Contract Nurse Agencies Are Making Big Money in the Age of COVID-19. Are They 'Exploiting' the Pandemic?

In the 40 years that Jennie Kahn has worked as a registered nurse, the last two have been by far the most grueling.

A lot of that is due to COVID-19, which transformed health care facilities, including Thomas Health’s hospital system in Charleston, West Virginia, where Kahn works, into triage centers and forced nurses to take on an extraordinary amount of personal risk and heartache. It’s no mystery why some 18% of health care workers quit their jobs between Feb 2020 and Sept 2021, according to a Morning Consult poll.

But another reason these past two years have been so punishing, Kahn says, is that hospital nursing staffs have been subject to extraordinary churn as thousands of nurses have quit their staff positions to become contract travel nurses, where the pay is often two to four times higher. This rapid turnover has triggered a costly feedback loop: hospital administrators, facing shortages in staff nurses, spend a mint hiring contract nurses, which makes them less able or willing to increase their staff nurses’ pay. So more staff nurses quit to become contract nurses, thus further lowering nurse supply and driving demand for contract nurses. “It is a vicious cycle,” says Kahn, the hospital system’s chief nursing officer.

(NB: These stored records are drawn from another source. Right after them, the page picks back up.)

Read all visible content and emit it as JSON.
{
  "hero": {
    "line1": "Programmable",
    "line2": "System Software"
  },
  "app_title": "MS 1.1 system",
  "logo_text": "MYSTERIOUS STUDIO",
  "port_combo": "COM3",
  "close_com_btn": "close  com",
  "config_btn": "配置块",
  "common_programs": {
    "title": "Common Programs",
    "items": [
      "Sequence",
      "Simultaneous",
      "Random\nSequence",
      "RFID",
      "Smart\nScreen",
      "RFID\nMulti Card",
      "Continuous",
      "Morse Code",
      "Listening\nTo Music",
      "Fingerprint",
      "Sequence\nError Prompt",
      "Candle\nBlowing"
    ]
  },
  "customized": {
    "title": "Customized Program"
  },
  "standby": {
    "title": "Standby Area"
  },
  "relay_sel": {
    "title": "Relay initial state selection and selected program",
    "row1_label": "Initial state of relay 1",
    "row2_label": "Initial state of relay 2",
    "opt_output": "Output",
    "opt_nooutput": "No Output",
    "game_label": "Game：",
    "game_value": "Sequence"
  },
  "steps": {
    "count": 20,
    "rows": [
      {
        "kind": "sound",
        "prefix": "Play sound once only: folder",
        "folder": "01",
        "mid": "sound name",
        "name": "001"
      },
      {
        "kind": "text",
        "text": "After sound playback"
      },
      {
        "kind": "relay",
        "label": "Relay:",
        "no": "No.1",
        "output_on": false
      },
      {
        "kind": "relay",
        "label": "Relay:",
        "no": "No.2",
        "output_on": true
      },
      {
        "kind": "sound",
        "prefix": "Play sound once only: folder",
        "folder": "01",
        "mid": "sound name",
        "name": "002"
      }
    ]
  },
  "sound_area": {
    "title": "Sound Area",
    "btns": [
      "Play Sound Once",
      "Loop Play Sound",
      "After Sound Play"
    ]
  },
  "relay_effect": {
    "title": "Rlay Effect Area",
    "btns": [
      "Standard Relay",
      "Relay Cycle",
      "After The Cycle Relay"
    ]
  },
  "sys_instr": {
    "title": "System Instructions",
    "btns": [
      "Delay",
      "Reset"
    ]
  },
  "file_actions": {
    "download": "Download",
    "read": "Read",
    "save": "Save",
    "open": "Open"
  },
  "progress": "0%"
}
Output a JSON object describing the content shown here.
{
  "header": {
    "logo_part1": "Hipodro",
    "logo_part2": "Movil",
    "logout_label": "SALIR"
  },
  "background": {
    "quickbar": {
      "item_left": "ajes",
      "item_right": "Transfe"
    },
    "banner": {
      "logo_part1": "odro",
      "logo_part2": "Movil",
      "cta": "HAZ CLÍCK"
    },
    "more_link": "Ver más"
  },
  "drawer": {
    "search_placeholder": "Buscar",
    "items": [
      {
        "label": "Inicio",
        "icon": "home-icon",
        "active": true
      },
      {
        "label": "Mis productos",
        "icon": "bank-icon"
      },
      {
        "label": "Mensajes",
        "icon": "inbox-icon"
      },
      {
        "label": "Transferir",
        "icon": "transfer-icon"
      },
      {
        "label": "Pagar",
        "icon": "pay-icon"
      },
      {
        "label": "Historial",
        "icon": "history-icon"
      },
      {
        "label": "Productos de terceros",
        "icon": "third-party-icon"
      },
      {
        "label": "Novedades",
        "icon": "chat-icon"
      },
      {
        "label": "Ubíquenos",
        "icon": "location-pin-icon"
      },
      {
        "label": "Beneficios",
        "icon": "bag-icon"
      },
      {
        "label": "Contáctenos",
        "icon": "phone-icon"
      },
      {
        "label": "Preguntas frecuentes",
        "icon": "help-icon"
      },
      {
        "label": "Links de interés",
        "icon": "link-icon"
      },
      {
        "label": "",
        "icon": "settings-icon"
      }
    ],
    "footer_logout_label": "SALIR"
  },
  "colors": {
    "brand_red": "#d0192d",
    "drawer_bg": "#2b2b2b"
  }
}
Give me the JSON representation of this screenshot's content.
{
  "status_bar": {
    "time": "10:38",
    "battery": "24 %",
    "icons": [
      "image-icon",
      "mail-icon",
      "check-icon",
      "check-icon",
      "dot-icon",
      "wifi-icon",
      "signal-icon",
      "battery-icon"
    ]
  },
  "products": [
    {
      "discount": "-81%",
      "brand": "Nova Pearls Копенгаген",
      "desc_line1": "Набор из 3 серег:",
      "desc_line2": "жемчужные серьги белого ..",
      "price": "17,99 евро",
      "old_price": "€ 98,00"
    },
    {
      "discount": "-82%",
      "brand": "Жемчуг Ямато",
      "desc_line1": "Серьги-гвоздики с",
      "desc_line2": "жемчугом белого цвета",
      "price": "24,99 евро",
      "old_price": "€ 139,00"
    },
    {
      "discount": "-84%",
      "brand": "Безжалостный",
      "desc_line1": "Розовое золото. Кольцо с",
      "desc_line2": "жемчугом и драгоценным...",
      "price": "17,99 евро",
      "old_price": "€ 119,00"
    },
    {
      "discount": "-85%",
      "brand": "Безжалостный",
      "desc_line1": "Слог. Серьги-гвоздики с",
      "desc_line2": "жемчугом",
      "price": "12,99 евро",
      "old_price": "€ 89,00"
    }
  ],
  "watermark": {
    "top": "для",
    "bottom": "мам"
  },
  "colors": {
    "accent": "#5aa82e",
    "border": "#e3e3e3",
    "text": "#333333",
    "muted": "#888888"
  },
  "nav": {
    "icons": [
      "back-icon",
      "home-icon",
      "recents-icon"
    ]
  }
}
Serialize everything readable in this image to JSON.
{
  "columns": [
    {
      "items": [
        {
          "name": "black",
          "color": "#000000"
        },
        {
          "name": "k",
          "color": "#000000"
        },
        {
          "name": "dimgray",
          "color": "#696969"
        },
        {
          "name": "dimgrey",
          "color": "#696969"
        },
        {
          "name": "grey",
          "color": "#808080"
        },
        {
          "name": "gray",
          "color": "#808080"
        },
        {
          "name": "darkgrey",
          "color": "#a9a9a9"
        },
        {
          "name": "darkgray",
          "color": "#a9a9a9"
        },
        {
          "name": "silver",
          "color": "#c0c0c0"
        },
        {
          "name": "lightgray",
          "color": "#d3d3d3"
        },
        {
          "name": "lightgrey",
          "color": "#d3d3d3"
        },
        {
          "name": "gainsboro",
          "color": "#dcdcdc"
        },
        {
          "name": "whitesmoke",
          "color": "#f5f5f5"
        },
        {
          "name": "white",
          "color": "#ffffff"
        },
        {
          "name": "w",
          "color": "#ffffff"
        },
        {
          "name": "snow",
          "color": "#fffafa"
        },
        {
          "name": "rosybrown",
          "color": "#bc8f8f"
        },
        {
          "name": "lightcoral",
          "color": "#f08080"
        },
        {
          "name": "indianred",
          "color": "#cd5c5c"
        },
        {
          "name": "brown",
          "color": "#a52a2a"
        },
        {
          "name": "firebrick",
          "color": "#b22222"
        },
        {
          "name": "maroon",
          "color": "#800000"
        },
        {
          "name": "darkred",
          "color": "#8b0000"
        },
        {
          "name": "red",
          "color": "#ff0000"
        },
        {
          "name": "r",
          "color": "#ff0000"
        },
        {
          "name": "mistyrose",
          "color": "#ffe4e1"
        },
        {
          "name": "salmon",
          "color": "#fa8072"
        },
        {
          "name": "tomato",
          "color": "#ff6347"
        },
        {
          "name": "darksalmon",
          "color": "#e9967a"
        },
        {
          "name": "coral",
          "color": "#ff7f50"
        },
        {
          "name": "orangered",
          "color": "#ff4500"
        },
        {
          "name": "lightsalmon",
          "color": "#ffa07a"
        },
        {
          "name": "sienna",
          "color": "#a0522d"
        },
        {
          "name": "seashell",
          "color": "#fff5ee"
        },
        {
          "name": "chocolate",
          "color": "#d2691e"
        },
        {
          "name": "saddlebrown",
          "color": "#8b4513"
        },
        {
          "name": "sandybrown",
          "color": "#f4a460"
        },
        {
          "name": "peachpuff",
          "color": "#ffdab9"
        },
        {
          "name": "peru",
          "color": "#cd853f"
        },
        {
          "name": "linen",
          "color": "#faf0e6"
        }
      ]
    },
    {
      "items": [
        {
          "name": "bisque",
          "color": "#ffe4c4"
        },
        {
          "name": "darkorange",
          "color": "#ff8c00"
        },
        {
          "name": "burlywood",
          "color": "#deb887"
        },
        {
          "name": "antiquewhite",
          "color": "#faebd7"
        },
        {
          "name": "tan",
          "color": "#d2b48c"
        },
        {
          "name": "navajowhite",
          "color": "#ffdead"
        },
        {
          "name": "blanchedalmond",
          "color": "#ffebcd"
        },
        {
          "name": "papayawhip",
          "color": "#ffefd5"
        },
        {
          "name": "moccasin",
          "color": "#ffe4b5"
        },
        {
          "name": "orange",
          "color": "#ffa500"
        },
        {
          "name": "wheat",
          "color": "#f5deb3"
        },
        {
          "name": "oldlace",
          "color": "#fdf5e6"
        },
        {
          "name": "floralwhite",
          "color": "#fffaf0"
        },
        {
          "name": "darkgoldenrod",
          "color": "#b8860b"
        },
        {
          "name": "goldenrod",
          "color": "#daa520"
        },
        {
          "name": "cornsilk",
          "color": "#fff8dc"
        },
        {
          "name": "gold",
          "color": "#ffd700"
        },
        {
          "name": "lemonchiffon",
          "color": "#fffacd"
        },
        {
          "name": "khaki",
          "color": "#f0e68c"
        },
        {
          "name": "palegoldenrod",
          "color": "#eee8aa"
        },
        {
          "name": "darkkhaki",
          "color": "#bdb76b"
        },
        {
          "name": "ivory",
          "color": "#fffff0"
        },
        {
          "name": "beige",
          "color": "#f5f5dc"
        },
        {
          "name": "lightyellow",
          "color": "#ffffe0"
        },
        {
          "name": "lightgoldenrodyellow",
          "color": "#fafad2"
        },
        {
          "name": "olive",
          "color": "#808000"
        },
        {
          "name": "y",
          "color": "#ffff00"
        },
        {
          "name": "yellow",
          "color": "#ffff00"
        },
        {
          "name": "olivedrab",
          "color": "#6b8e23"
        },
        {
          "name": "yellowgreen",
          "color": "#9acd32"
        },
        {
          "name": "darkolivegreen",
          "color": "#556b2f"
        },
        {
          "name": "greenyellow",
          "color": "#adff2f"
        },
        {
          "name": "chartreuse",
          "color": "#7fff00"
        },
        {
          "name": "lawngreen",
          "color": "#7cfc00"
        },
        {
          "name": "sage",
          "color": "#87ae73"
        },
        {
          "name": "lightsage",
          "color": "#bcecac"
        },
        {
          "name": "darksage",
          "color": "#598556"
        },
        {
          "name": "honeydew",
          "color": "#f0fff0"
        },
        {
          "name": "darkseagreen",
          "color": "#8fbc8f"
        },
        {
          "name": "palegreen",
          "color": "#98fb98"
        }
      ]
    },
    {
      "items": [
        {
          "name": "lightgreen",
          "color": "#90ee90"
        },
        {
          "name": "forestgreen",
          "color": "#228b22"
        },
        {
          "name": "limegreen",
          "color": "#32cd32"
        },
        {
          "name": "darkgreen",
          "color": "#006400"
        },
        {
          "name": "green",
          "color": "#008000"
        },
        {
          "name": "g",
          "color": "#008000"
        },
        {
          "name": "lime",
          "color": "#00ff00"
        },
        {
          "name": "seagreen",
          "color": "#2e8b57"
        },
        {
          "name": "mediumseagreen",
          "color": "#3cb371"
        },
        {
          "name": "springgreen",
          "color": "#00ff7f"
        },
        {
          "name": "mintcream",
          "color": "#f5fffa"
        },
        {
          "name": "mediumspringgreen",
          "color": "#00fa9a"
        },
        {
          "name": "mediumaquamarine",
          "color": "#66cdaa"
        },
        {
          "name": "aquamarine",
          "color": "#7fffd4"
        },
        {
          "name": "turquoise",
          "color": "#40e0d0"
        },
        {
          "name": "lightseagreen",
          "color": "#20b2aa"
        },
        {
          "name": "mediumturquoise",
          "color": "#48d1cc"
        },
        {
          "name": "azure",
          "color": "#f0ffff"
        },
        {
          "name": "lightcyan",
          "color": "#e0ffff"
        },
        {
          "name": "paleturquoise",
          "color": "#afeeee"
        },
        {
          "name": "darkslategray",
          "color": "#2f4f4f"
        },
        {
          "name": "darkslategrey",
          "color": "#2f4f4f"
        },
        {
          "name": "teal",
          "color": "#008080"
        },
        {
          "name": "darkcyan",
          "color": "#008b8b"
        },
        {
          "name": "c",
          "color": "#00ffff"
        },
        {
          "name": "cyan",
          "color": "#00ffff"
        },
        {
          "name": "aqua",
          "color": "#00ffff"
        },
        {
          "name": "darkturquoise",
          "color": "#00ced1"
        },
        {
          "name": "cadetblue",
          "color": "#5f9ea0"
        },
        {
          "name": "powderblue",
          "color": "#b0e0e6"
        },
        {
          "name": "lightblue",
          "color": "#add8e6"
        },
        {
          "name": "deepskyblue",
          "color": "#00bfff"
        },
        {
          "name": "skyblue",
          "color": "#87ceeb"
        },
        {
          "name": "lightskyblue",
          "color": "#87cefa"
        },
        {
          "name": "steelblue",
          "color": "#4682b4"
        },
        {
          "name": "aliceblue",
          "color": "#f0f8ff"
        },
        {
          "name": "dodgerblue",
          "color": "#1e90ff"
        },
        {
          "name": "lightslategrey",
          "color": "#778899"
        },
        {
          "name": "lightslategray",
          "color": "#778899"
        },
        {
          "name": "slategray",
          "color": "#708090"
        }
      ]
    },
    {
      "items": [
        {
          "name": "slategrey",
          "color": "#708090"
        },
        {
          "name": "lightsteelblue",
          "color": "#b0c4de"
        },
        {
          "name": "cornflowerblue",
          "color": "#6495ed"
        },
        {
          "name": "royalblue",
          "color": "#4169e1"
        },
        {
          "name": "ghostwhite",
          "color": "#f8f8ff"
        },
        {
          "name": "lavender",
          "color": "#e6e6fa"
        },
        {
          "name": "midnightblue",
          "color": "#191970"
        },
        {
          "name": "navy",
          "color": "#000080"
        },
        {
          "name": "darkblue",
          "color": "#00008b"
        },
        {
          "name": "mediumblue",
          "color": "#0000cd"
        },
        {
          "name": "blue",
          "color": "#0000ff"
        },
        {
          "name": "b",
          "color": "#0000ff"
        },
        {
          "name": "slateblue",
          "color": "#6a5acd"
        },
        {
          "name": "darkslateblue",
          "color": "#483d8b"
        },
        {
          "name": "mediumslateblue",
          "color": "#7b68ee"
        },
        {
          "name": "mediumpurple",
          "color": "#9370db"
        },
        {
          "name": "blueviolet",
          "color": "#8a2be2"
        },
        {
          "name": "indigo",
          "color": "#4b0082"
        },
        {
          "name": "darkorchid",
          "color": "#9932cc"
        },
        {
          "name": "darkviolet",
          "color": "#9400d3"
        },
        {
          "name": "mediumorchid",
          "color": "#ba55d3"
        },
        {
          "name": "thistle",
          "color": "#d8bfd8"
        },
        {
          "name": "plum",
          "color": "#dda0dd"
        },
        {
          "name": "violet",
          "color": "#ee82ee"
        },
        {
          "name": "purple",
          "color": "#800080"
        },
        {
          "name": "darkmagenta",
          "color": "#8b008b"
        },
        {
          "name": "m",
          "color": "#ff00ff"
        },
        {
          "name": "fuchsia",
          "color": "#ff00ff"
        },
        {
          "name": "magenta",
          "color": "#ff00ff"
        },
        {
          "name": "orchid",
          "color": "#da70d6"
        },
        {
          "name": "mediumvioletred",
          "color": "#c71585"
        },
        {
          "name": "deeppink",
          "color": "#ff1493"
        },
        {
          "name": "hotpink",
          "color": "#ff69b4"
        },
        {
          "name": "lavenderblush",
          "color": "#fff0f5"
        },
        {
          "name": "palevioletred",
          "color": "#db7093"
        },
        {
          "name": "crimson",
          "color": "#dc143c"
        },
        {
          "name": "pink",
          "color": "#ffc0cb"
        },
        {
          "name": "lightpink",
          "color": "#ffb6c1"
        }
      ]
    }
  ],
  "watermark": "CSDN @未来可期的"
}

Meanwhile, contract nursing agencies have increased their prices. The advertised pay rate for travel nurses has surged 67% from January 2020 to January 2022, according to Prolucent Health, a workforce management tool for healthcare companies, while some staffing agencies such as AMN Healthcare, told TIME that pay rates for travel nurses at facilities they work with rose by 164% from the fourth quarter of 2019 to the fourth quarter of 2021. Some of these agencies’ profit margins top 20%.

Some hospital administrators, many of which saw their facilities’ profits shrivel during COVID, say they’ve reached a crisis point and are calling on Congress and the Biden Administration to step in. They argue that contract nursing agencies are exploiting circumstances resulting from COVID-19 to pad their own pockets. The agencies say their prices are merely a reflection of growing demand. Nurses, meanwhile, argue that hospital administrators, who are somehow finding a way to pay premium rates for contract nurses, could have avoided the mass nurse exodus by paying their staff nurses better and improving working conditions from the start, and that a fragmented nursing force with quick turnover is bad for patients’ health.

The solution is not straight-forward. Health care facilities, desperate to keep nurses on staff, may have to improve salaries and working conditions, but at many facilities, that’s easier said than done. At long-term care centers, bottom lines are dictated by Medicare and Medicaid reimbursement, and at many small and medium-sized hospitals, the cost of personal protective equipment and patient loads have fluctuated dramatically since March 2020.